Il y a plus : le gouvernement a annoncé en début d’année que l’eau utilisée pour refroidir les réacteurs brûlants allait être rejetée dans l’océan, car le volume de stockage est presque entièrement utilisé sur l’aire de la centrale. Cette déclaration a suscité un tollé au Japon et à l’international. Le gouvernement a assuré que l’eau avait été adéquatement purifiée, mais les associations de pêche n’en ont pas moins protesté. Fin août, le gouvernement a proposé de racheter leurs invendus au moyen d’un fonds financé par l’argent du contribuable. La réputation du poisson issu de la région ne va pas s’améliorer pour autant. La Chine, la Corée du Sud et Taiwan, gros partenaires commerciaux du Japon, n’importent plus d’aliments en provenance de Fukushima. Ce nom reste synonyme de danger.

Faire preuve de créativité

C’est ce que constate Tetsuzo Yamaguchi, un brasseur de saké de 68 ans habitant à Koriyama, une ville de 330 000 habitant·e·s. Originaire de l’intérieur des terres, à 70 kilomètres des ruines de la centrale, il n’a pas dû être évacué. Sasanokawa, l’entreprise familiale de Yamaguchi depuis dix générations, souffre pourtant des conséquences de l’accident. « Autrefois, nos principaux marchés d’exportation étaient la Chine et la Corée du Sud », se souvient-il en arpentant les vastes terrains de l’exploitation.

Tetsuzo-Yamaguchi1.jpg Habitant de Koriyama, ville située à 70km de l'ancienne centrale nucléaire, Tetsuzo Yamaguchi n'arrive plus à vendre son saké. Malgré une exposition des radiations inférieures à des métropoles comme Séoul, la région de Fukushima reste synonyme de danger. © Félix Lill

« Vous voyez ici la halle de fabrication du nihonshu, l’alcool de riz souvent appelé saké à l’étranger.

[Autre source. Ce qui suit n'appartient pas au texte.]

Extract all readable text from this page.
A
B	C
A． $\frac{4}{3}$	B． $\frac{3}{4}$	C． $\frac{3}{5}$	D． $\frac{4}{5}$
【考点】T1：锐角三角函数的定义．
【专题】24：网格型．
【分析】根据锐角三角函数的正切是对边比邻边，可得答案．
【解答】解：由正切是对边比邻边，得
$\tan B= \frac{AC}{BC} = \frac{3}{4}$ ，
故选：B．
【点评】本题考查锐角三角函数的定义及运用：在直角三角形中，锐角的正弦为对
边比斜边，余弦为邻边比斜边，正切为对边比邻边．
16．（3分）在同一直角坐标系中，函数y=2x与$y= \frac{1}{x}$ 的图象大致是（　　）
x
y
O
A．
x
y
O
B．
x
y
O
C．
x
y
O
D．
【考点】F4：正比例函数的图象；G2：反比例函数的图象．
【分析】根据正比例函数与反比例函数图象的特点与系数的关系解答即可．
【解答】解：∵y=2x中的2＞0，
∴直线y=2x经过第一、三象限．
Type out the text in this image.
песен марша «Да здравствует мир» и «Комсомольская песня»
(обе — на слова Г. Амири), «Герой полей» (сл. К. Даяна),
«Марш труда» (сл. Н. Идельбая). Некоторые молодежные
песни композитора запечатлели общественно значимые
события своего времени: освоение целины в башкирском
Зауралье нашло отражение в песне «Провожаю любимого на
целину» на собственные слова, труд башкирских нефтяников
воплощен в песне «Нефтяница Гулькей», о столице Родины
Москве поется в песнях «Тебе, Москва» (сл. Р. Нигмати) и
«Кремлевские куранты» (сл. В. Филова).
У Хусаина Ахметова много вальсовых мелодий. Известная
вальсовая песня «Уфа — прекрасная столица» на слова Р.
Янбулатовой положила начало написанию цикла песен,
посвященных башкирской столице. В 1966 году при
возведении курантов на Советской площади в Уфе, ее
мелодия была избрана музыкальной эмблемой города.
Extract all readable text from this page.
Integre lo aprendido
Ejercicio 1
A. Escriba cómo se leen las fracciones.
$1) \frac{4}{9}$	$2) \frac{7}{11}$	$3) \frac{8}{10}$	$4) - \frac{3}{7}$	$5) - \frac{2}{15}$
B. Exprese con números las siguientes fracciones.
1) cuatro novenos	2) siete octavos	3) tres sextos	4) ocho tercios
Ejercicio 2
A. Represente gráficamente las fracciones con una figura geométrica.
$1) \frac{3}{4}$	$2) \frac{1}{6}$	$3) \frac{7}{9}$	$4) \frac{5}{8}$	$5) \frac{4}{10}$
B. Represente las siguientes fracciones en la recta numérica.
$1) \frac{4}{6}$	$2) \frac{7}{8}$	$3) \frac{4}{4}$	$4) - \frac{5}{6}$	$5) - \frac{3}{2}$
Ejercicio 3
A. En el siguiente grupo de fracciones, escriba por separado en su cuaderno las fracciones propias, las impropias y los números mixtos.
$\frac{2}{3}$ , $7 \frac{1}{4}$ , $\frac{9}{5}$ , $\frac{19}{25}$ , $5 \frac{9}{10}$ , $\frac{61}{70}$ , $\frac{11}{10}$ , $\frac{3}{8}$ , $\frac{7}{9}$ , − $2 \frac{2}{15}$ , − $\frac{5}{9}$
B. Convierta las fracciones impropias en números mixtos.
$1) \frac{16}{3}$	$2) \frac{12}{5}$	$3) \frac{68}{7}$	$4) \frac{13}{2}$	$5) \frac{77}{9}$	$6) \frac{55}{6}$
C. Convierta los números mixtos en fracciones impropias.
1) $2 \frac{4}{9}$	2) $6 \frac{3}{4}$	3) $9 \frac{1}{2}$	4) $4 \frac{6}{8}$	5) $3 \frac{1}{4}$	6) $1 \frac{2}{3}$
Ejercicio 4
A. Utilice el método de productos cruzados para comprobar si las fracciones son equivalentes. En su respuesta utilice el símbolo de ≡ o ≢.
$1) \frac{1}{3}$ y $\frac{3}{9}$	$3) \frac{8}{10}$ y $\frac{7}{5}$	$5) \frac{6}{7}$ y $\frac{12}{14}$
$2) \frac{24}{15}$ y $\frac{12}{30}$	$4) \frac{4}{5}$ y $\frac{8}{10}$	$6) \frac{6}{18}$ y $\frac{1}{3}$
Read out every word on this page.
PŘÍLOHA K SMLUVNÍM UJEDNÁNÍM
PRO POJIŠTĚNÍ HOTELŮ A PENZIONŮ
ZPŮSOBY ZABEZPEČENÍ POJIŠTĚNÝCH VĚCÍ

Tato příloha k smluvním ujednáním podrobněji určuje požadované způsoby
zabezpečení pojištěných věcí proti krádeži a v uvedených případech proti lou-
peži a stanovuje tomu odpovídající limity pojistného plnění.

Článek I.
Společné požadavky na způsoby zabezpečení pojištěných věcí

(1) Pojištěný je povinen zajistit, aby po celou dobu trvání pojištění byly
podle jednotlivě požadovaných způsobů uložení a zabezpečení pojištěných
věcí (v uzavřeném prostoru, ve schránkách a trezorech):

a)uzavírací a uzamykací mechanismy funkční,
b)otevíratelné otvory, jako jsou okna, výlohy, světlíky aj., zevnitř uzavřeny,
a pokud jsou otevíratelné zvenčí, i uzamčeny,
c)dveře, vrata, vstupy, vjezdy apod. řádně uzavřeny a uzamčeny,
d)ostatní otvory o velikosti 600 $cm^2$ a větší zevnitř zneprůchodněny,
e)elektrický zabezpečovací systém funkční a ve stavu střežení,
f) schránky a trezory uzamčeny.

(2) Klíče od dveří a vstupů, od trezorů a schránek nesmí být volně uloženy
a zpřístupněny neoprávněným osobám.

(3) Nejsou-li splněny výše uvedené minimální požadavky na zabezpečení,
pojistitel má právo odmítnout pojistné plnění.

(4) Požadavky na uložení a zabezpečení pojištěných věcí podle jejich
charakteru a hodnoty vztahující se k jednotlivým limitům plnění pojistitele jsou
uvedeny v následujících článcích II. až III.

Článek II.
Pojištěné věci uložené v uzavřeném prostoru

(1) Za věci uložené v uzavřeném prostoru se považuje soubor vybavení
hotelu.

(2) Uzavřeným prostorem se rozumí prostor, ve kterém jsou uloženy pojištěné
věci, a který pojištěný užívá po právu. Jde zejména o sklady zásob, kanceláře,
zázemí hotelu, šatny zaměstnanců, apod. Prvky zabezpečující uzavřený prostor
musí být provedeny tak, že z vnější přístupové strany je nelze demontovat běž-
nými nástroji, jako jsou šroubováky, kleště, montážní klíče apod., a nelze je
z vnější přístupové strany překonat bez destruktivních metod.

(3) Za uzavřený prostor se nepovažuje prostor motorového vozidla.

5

Commercialement parlant, cette production est aujourd’hui insignifiante. » Car les voisins extrême-orientaux, de toute façon pas en très bons termes diplomatiques avec le Japon, n’achètent plus aucune denrée alimentaire étiquetée Fukushima. Les ventes de spiritueux traditionnels japonais atteignent à peine un tiers du niveau d’avant la crise. « Notre eau est pure, notre riz est sain », assure Yamaguchi. « L’accident nucléaire n’a eu aucun impact sur ce lieu. » L’exposition aux radiations mesurée dans la région, de 0,09 microsievert, est effectivement inférieure à celle qu’on enregistre à Singapour ou Séoul.

«Notre eau est pure, notre riz est sain, L’accident nucléaire n’a eu aucun impact sur ce lieu.»Tetsuzo Yamaguchi, brasseur de saké habitant à 70km des ruines de la centrale nucléaire

Durant la catastrophe, Tetsuzo Yamaguchi a fait partie des personnes qui sont venues en aide aux populations évacuées. Un abri temporaire a été mis en place dans le voisinage. Les équipes de Sasanokawa ont brassé pendant des semaines du punch chaud pour l’offrir gratuitement aux réfugié·e·s. Pourtant, à l’étranger, personne n’a retenu que des zones sûres subsistaient à Fukushima.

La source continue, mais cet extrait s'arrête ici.